Now uranium drives our nuclear programme. Our minimal uranium reserves are mainly located in Khasi Hills in Meghalaya, Jaduguda in Jharkhand and Tummalappalle in Andhra Pradesh. Global uranium trade is political, controlled by the Nuclear Suppliers Group (NSG). The NSG sells uranium only to an approved country and its nuclear reactors are subject to NSG supervision. India signed a loaded nuclear treaty with the US only to win the NSG approval to access imported uranium. As on now, fourteen of our twenty-two nuclear reactors are subject to global supervision. Only the unsupervised eight are usable for producing nuclear weapons. India can import uranium from the NSG for its nuclear power reactors, but import is only a short term answer, and costly for a country of our size. To fuel large nuclear power plants and for energy security, we cannot rely on imported uranium for long. Ultimately it has to be indigenous fuel. Fortunately, we have the world's largest deposit of thorium, an alternative to uranium and the nuclear fuel of future. We are perfecting the technology to use thorium for producing power. But, till that happens, we need to mine indigenous uranium, first, to reduce the dependence on imports for our nuclear power programme and, next, for operating the eight reactors to produce nuclear weaponry. The two facts are self-evident. And now lift the veil and see the common faces behind the two-decade-old Khasi Hills agitation against uranium mining and the agitation against the Koodankulam nuclear power plant - that is against nuclear India itself.
That the Koodankulam stir is the show of the Catholic Church has become out, but a bit late.
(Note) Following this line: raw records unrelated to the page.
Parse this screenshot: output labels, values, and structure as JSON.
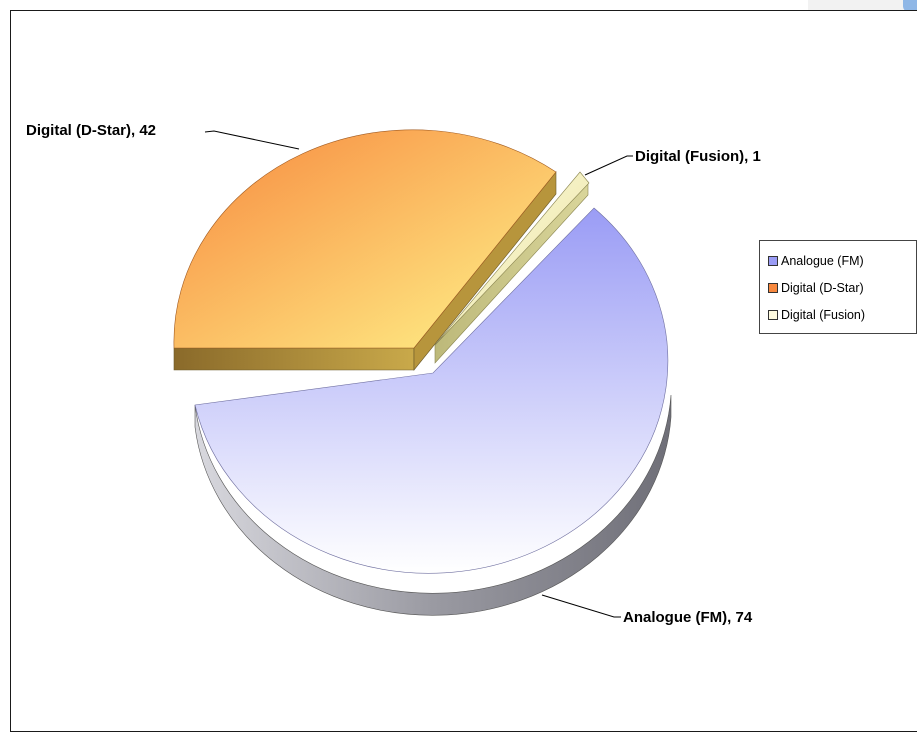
{
  "chart_data": {
    "type": "pie",
    "variant": "3d-exploded",
    "slices": [
      {
        "label": "Analogue (FM)",
        "value": 74,
        "data_label": "Analogue (FM), 74",
        "color": "#9a9cf5",
        "highlight": "#ffffff"
      },
      {
        "label": "Digital (D-Star)",
        "value": 42,
        "data_label": "Digital (D-Star), 42",
        "color": "#f7883e",
        "highlight": "#fff48a"
      },
      {
        "label": "Digital (Fusion)",
        "value": 1,
        "data_label": "Digital (Fusion), 1",
        "color": "#e9e4a2",
        "highlight": "#fffbe0"
      }
    ],
    "legend": {
      "placement": "right",
      "entries": [
        "Analogue (FM)",
        "Digital (D-Star)",
        "Digital (Fusion)"
      ]
    }
  }
}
Neutral media reports now confirm that S P Udaykumar, who leads the agitation, stays with the parish priest Father Jaikumar at Idinthakarai village; Fr Jaikumar openly supports the stir; Fr Thadyuse, the priest of the church in Koodankulam, too is forthright in his support; Fr S Peter, priest at the popular St Antony's Church in the coastal village Ovary, sends his flock to partake in the relay fast at Idinthakarai; local Christians priests confirm that the Bishop at Tirunelveli supports the stir. The church hierarchy is therefore fully at it. According to reports, trans-port, cash and biriyani are provided to mobilise protesters and they are motivated to throw stones at the maintenance officials of the plant to force its closure. Remove the church, the agitation will stop.
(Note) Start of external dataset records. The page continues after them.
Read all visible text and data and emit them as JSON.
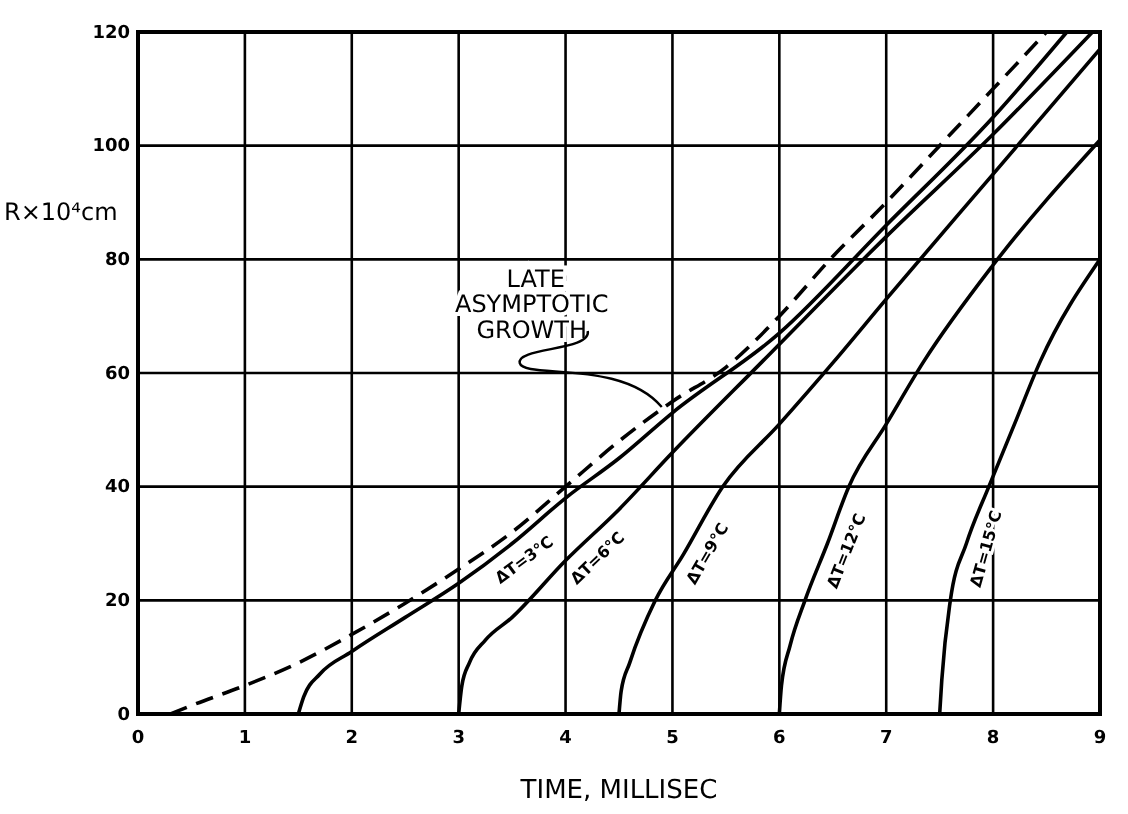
{
  "chart_data": {
    "type": "line",
    "xlabel": "TIME, MILLISEC",
    "ylabel": "R×10⁴cm",
    "xlim": [
      0,
      9
    ],
    "ylim": [
      0,
      120
    ],
    "xticks": [
      0,
      1,
      2,
      3,
      4,
      5,
      6,
      7,
      8,
      9
    ],
    "yticks": [
      0,
      20,
      40,
      60,
      80,
      100,
      120
    ],
    "grid": true,
    "legend": false,
    "marker": "none",
    "annotations": [
      {
        "text": "LATE ASYMPTOTIC GROWTH",
        "x": 4.9,
        "y": 54
      }
    ],
    "series": [
      {
        "color": "#000000",
        "line_style": "dashed",
        "x": [
          0.3,
          0.5,
          1,
          1.5,
          2,
          2.5,
          3,
          3.5,
          4,
          4.5,
          5,
          5.5,
          6,
          6.5,
          7,
          7.5,
          8,
          8.5
        ],
        "values": [
          0,
          1.5,
          5,
          9,
          14,
          19.5,
          25.5,
          32,
          40,
          48,
          55,
          61,
          70,
          80.5,
          90,
          100,
          110,
          120
        ]
      },
      {
        "name": "ΔT=3°C",
        "color": "#000000",
        "line_style": "solid",
        "x": [
          1.5,
          1.55,
          1.7,
          2,
          2.5,
          3,
          3.5,
          4,
          4.5,
          5,
          6,
          7,
          8,
          8.69
        ],
        "values": [
          0,
          3,
          7,
          11,
          17,
          23,
          30,
          38,
          45,
          53,
          67,
          86,
          105,
          120
        ]
      },
      {
        "name": "ΔT=6°C",
        "color": "#000000",
        "line_style": "solid",
        "x": [
          3,
          3.03,
          3.1,
          3.25,
          3.5,
          4,
          4.5,
          5,
          5.84,
          7,
          8,
          8.93
        ],
        "values": [
          0,
          5,
          9,
          13,
          17,
          27,
          36,
          46,
          62,
          84,
          102,
          120
        ]
      },
      {
        "name": "ΔT=9°C",
        "color": "#000000",
        "line_style": "solid",
        "x": [
          4.5,
          4.52,
          4.6,
          4.84,
          5.1,
          5.47,
          6,
          6.51,
          7,
          8,
          9
        ],
        "values": [
          0,
          4,
          9,
          20,
          28,
          40,
          51,
          62,
          73,
          95,
          117
        ]
      },
      {
        "name": "ΔT=12°C",
        "color": "#000000",
        "line_style": "solid",
        "x": [
          6,
          6.02,
          6.1,
          6.24,
          6.45,
          6.65,
          7,
          7.35,
          8,
          9
        ],
        "values": [
          0,
          5,
          12,
          20,
          30,
          40,
          51,
          62,
          79,
          101
        ]
      },
      {
        "name": "ΔT=15°C",
        "color": "#000000",
        "line_style": "solid",
        "x": [
          7.5,
          7.52,
          7.6,
          7.75,
          7.96,
          8.2,
          8.44,
          9
        ],
        "values": [
          0,
          6,
          20,
          30,
          40,
          51,
          62,
          80
        ]
      }
    ]
  }
}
Now see the face behind the agitation in the Christian -majority Meghalaya, which has a sixth of India's uranium reserves. Not a kilogram of uranium has been mined out of Meghalaya since 1990, thanks to 20-year long agitation by Khasi Hills students against mining it. The church in Meghalaya is backing, actually organising, the students. Violent incidents, blockade, picketing, huge rallies, setting fire to government offices and paralysing government marked the agitation And who talks for the agitators? The archbishop of Shillong, Dominic Jala. Take the church out, there will be no stir. Even the uranium reserve in Jharkhand is at risk. A huge tribal campaign, with NGOs patronised by the church backing it, is thwarting uranium mining in Jharkhand.
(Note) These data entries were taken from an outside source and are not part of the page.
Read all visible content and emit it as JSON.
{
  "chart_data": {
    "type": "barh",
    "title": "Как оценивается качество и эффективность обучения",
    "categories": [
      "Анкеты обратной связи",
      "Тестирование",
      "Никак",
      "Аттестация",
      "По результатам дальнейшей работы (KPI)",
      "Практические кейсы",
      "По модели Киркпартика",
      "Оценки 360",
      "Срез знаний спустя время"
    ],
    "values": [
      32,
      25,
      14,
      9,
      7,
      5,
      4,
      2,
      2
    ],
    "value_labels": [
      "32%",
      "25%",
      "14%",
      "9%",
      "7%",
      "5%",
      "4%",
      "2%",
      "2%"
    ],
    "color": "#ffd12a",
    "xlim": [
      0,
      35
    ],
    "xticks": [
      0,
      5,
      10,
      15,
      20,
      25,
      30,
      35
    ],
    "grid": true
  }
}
QED: The campaign against mining uranium in Meghalaya and against the Koodankulam nuclear plant is by the same directors and actors with global links and money. Their target is nuclear India. They are driven by a geopolitical agenda to de-nuke India. But they actually nuke India.
(Views expressed are those of the author only)
The writer is a well-known commentator on political and economic issues.